У Набокова мелькает где-то персонаж, у которого слишком добрые глаза для писателя. Шахматист, садясь за доску, в еще большей степени должен быть жёсток и собран: на борьбу и на победу. Тим-ману присущи и эта жёсткость, и этот настрой. И если ему не удавалось доказать свою правоту во время партии, то оставались еще журналы и книги. Он написал много книг, полных оригинальных идей и глубоких анализов. Нельзя сказать, что его анализы всегда свободны от ошибок, но за ними неизменно видна напряженная работа мысли и поиск истины.
Сейчас не укладывается в голове, но еще десять лет назад он не записывал ни своих анализов, ни теоретических разработок, полностью полагаясь на память.
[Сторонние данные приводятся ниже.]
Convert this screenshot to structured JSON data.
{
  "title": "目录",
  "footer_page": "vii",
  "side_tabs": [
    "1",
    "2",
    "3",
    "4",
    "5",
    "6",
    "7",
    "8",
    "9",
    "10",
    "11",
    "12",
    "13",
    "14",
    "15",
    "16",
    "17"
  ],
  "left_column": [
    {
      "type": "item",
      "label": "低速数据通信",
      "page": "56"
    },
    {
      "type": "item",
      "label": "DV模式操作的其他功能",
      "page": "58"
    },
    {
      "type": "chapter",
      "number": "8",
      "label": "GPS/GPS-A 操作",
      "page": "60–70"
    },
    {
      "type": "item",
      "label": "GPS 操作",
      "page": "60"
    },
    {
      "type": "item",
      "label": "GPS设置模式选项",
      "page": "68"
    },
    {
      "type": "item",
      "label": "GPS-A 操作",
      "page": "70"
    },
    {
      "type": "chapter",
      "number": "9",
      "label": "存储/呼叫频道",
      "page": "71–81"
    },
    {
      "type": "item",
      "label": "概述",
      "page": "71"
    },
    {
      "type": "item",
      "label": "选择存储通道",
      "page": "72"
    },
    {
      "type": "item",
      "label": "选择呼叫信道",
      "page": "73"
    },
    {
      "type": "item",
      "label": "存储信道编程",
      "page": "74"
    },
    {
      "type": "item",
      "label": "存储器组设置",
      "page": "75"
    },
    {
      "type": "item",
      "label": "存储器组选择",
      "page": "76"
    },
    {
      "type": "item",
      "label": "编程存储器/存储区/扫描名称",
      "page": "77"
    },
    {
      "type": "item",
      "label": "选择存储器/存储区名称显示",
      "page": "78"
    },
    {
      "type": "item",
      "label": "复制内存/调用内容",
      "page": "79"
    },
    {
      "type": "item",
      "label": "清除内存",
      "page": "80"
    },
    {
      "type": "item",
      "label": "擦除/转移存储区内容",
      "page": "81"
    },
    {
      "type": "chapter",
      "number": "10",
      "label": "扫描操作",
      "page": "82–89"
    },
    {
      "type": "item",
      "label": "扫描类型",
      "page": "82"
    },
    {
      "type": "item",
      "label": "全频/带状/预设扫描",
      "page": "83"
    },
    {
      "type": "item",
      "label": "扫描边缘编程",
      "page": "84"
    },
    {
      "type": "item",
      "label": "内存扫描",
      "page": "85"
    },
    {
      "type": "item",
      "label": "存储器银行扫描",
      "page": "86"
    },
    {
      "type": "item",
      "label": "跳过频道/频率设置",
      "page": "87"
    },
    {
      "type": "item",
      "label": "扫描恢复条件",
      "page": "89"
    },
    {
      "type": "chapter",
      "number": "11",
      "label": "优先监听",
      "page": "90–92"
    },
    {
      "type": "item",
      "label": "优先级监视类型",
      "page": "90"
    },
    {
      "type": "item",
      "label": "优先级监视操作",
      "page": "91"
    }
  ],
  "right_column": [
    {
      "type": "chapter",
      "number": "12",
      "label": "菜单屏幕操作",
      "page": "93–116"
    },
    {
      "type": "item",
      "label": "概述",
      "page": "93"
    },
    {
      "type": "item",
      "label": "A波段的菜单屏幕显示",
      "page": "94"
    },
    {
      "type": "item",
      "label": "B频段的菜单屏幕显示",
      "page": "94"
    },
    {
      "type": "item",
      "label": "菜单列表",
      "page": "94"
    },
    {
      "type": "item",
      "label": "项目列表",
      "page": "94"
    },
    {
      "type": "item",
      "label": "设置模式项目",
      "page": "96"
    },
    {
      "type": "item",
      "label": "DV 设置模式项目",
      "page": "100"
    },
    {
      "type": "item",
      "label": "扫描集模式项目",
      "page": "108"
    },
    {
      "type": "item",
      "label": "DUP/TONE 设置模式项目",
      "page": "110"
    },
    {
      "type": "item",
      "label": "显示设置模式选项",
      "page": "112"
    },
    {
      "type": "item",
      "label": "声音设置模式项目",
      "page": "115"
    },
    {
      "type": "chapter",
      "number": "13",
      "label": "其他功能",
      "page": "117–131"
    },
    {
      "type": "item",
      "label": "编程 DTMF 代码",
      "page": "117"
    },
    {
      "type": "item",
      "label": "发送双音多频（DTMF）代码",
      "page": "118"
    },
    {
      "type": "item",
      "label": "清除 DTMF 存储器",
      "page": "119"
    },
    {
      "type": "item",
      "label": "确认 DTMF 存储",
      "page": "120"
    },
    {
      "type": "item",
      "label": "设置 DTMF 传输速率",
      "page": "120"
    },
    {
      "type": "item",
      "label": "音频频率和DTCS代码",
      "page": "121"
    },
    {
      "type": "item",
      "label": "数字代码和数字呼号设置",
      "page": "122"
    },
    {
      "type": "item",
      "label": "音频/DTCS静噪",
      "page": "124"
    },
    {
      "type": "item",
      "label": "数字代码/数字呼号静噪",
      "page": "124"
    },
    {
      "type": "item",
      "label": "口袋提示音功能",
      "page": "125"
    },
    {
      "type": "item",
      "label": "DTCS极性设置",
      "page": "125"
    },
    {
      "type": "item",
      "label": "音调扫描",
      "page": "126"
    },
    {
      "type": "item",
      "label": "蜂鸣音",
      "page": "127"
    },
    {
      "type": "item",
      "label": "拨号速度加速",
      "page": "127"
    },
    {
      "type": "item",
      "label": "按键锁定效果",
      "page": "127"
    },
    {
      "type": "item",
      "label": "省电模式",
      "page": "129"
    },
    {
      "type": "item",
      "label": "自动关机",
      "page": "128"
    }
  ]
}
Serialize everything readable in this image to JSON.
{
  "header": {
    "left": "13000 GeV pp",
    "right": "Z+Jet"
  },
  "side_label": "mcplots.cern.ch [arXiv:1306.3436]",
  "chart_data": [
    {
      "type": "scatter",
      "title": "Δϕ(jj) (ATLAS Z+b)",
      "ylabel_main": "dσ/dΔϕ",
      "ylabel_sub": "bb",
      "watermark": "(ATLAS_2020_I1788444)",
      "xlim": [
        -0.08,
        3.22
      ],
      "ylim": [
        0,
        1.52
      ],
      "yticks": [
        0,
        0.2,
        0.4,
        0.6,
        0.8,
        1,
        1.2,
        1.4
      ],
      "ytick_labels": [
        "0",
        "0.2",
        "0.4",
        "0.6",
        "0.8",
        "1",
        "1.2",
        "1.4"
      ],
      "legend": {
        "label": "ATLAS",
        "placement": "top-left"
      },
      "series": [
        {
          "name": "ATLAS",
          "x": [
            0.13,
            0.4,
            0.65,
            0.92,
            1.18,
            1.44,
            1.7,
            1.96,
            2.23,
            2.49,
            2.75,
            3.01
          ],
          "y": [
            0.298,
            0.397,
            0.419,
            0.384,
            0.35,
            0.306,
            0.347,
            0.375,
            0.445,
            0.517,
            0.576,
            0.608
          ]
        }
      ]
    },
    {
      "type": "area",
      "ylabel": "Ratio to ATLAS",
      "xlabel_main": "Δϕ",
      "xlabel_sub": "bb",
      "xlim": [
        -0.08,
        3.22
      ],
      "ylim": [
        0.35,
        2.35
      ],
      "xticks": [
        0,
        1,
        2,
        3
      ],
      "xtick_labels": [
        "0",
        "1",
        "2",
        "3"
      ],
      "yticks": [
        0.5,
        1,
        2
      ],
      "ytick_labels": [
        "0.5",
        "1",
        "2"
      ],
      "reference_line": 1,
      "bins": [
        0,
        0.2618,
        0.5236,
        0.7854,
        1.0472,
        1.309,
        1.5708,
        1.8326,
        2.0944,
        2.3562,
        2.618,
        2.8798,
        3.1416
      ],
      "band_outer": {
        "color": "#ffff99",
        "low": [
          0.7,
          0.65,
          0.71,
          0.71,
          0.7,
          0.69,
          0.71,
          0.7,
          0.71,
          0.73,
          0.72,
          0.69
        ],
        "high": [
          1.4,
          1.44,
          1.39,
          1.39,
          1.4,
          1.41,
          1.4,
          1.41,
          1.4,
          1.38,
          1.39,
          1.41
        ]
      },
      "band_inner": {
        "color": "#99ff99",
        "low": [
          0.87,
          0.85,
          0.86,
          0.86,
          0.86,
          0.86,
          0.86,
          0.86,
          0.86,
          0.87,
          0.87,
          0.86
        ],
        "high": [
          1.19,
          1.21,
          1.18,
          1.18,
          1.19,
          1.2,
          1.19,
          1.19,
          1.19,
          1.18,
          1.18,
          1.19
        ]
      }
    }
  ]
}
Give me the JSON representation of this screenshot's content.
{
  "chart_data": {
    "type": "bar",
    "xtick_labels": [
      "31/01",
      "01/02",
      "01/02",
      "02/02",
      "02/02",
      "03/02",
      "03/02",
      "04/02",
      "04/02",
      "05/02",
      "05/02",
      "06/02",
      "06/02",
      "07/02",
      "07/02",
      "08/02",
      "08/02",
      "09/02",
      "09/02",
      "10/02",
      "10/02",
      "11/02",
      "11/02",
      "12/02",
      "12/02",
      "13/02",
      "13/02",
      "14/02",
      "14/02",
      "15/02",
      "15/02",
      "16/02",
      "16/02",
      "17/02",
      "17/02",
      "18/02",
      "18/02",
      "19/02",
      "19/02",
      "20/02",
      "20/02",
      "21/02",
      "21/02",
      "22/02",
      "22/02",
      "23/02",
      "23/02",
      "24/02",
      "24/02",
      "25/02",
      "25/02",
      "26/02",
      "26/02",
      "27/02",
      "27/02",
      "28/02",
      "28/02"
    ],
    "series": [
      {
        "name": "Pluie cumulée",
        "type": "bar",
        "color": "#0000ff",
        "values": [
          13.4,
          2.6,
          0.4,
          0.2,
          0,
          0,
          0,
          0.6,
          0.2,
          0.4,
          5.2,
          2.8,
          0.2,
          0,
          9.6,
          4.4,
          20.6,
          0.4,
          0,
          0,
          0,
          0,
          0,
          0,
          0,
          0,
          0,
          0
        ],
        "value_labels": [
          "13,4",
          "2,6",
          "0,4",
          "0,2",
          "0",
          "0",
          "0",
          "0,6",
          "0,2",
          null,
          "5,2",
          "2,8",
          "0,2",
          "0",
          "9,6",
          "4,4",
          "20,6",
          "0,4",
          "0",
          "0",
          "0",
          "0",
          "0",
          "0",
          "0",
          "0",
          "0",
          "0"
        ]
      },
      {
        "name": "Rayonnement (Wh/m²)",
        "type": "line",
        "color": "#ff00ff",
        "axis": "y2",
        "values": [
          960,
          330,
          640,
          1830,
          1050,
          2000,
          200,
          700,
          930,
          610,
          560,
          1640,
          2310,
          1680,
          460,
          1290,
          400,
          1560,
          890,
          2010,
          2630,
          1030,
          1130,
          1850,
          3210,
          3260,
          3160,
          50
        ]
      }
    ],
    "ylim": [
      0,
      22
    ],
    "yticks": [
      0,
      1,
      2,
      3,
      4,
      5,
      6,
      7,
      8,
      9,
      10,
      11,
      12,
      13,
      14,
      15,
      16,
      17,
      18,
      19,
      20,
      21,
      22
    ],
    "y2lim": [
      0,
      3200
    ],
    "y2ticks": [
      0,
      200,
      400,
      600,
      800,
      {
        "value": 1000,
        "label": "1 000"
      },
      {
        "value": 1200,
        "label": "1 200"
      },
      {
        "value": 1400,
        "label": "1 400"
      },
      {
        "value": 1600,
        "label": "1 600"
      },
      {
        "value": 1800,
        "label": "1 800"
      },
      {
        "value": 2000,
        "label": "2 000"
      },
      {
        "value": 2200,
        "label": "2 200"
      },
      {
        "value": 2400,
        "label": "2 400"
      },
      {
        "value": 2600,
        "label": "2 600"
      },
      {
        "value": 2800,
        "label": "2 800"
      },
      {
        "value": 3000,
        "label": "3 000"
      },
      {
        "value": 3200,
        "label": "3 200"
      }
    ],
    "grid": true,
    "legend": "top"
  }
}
И это при наличии обширного дебютного репертуара. Теперь он пользуется компьютером, но, как и большинство гроссмейстеров старшего поколения, использует его только как базу данных. Ян записывает партию полной нотацией, регистрируя на бланке и время, затраченное на обдумывание; его почерк очень отчетлив, и буквы никогда не пляшут, как бы ни был силен цейтнот.
Есть у него еще одна черта, важная для профессионального спортсмена. Если шахматистов разделить на две категории — тех, кто начинает настраиваться на партию задолго до ее начала, полностью уходя в себя, и тех, кто еще за минуту до пуска часов смеется веселой шутке, с тем, чтобы через мгновение совершенно естественно перейти в совсем другой мир, — то Тимман относится ко второй. Это, конечно, врожденное качество, дар, который, как и устойчивую нервную систему, не развить тренировками.